まさかの申し出に、俺もセラフィーナも驚いた。

「エドモン侯爵?」

セラフィーナが眉をひそめる。

「はい。彼はこの街の酒の流通を牛耳り、商人たちから莫大な通行税や酒税を搾り取っています。」

「……なるほど」

エドモン侯爵の影響で、多くの商人が困窮しまともに交易ができなくなっていたのは事実。

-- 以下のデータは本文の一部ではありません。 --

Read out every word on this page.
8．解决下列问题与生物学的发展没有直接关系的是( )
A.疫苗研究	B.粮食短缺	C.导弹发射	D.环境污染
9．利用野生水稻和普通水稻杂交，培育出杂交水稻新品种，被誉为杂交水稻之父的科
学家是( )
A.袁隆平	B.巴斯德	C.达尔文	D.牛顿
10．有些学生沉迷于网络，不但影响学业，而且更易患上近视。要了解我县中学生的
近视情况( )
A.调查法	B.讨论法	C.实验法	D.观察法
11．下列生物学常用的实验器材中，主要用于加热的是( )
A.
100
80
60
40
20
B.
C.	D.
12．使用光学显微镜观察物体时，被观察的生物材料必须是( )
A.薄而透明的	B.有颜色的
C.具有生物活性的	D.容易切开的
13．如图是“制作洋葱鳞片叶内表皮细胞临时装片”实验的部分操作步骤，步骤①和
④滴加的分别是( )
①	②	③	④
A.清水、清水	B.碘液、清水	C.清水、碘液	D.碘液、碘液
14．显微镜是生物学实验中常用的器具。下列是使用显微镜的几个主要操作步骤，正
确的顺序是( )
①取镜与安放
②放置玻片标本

「俺の酒が貴族たちの間で人気になった途端、貴族の横槍が入っているのは事実だけど……」

「ええ。そして、ケンイチ様の酒をエドモン侯爵が独占しようとしているのです。」

(なるほど……それで俺の修道院にも貴族が頻繁に来るようになったのか。)

「で、お嬢様はどうして俺を助けようと?」

リディアは微笑んだ。

「だって……ケンイチ様のような素晴らしいお方を、お助けしたいのです♡」

(えっ、なんか物理的に距離近くない!?)

セラフィーナが咳払いをし、一歩前に出る。

「リディア様、そのようなことは後にして……具体的にどう手を打ちます?」

リディアは優雅に微笑みながら言った。

「ふふ……すべて私にお任せください!」

ーーーーーーーーーーーーーーー

リディアは貴族のコネを駆使し、エドモン侯爵の違法行為の証拠を集めた。

さらに、搾取されていた商人やギルドの証言を確保し、王城へと報告を上げた。

「……いや、想像以上に手際がいいな」

「これでも社交界ではそれなりにやっておりますの♡」

(また近い!!おじさんには刺激が強すぎる...)

そしてついに、エドモン侯爵は王命によって召喚されることになった。

「ぐっ……こんなこと、許されると思っているのか!」

侯爵は逆上し、突如として私兵を差し向けてきた。

「ちっ、こうなると思ったぜ」

俺はギルドの冒険者たちに協力を頼み、戦闘に備えた。

ーーーーーーーーーーーーーーー

エドモン侯爵の私兵たちは精鋭ぞろいだったが、俺の体が異常に軽い。

(なんか……動きが良すぎるんだが!?)

敵の剣を軽々とかわし、一撃で吹き飛ばす。

「うおっ!? 俺、こんなに強かったか?」

セラフィーナが呆れたように言う。

「ケンイチ、あなた最近 魔力も体力も異常に増えてますよ ?」

(酒造りで鍛えられたのか……?)

エドモン侯爵の手先を軽くあしらう。

「……これで終わりだな」

リディアが王宮に働きかけ、エドモン侯爵は正式に 国外追放 となった。

「まさか、あの侯爵がこんなに簡単に……」

ギルドの冒険者たちも驚いている。

俺たちは町の商人たちと協力し、物流を正常化させることに成功した。

「……ようやく自由に酒を売れるな」

セラフィーナもほっと息をつく。

しかし、その直後——

ーーーーーーーーーーーーーーーー

リディアが俺の前に立ち、きらきらした目で俺を見つめた。

「ケンイチ様……私は、あなたの強さと優しさに惚れました!」

「……へ?」

「どうか、私と結婚してください!」

「……いやいやいや! 俺は結婚するつもりは——」

「ならば修道女になります!」

「は?」

「……は?」

まさかの宣言に、俺もセラフィーナも硬直した。

「修道院にいれば、ずっとケンイチ様と一緒にいられますものね♡」

「え、いや、それは……」

こうして、リディアは まさかの修道女として修道院に入ることになった 。が...。

セラフィーナは顔をピクピクさせながら、俺をじとーっと見つめていた……。